Sarah Peillon : Oui, en on arrive à faire des choix, non plus au regard de la qualité du dossier de l’instruction, mais de ce qui peut être le moins préjudiciable pour le dossier. On se limite en estimant qu’en l’état des actes déjà effectués, un dossier peut être jugé, même si on aurait aimé faire d’autres actes pour arriver au degré le plus proche de la manifestation de vérité. Mais compte tenu des délais et de la charge de travail, on se dit que cela va devenir préjudiciable pour le dossier, trop long… Nous faisons des choix au regard de la gravité du dossier, de ses enjeux, des actes qu’on a déjà pu aborder au cours de la procédure, on essaie toujours de trouver un équilibre entre le cœur de notre métier, qui est d’instruire, et les conditions réelles d’exercice. Cela a un lien avec le malaise exprimé dans notre enquête : si plus de la moitié des collègues envisagent de changer de fonction, c’est qu’il y a aussi une perte de sens dans le métier d’instruction, on en arrive à faire des choix de gestionnaires. En théorie, nous récupérons les enquêtes et les délits complexes, l’équivalent de 3 % des affaires du procureur. Normalement, le cœur de notre métier est de prendre le temps de connaître le dossier, de procéder à des actes à charge et à décharge.

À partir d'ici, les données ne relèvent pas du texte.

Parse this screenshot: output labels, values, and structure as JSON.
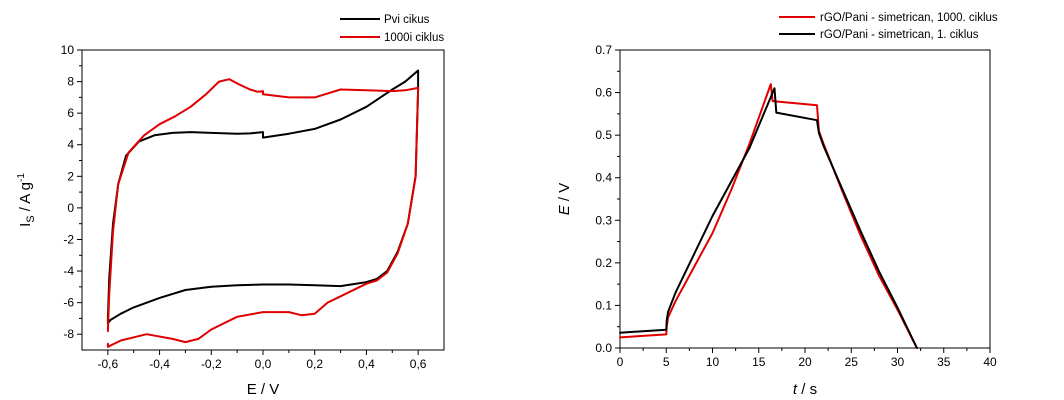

AJ : Que dire de la sous-dimension des services de police d’enquête ?

Sarah Peillon : Nous avons bien conscience que les services d’enquête sont – puisque nous les saisissons – tout aussi chargés que nous. Ils ont eux aussi des choix à faire selon l’urgence de leurs dossiers, ce qu’ils priorisent. Nous devons combiner avec notre gestion et la leur. Et cela joue forcément sur la direction d’enquête, car il faut trouver du temps pour les réunions avec les enquêteurs, pour faire des points réguliers sur les dossiers. Le déroulé idéal est d’avoir le temps de rendre compte des investigations pour réorienter l’enquête au fur et à mesure. Mais cela demande du temps, et avec la surcharge de chacun, cela devient compliqué. Ces moments-là, propres à la direction d’enquête, se restreignent forcément de plus en plus.

AJ : Mal-être, souffrance, burn-out… Vous voyez vos collègues malades ?

Sarah Peillon : C’est une donnée qu’on avait justement besoin d’objectiver. Car nous le voyons au quotidien, que ce soit à l’AFMI ou auprès de nos collègues. On connaît tous un collègue qui a dû s’arrêter en raison d’un burn-out professionnel, d’une surcharge, d’un sentiment de ne plus du tout y arriver. Dans notre entourage direct, cela concerne tout type de juge d’instruction, qu’il s’agisse de juges nouvellement arrivés dans leurs fonctions ou plus avancés, montrant la diversité des profils impactés par cette souffrance.

AJ : Les femmes sont-elles plus touchées par leur lourde charge domestique additionnée à la charge professionnelle ?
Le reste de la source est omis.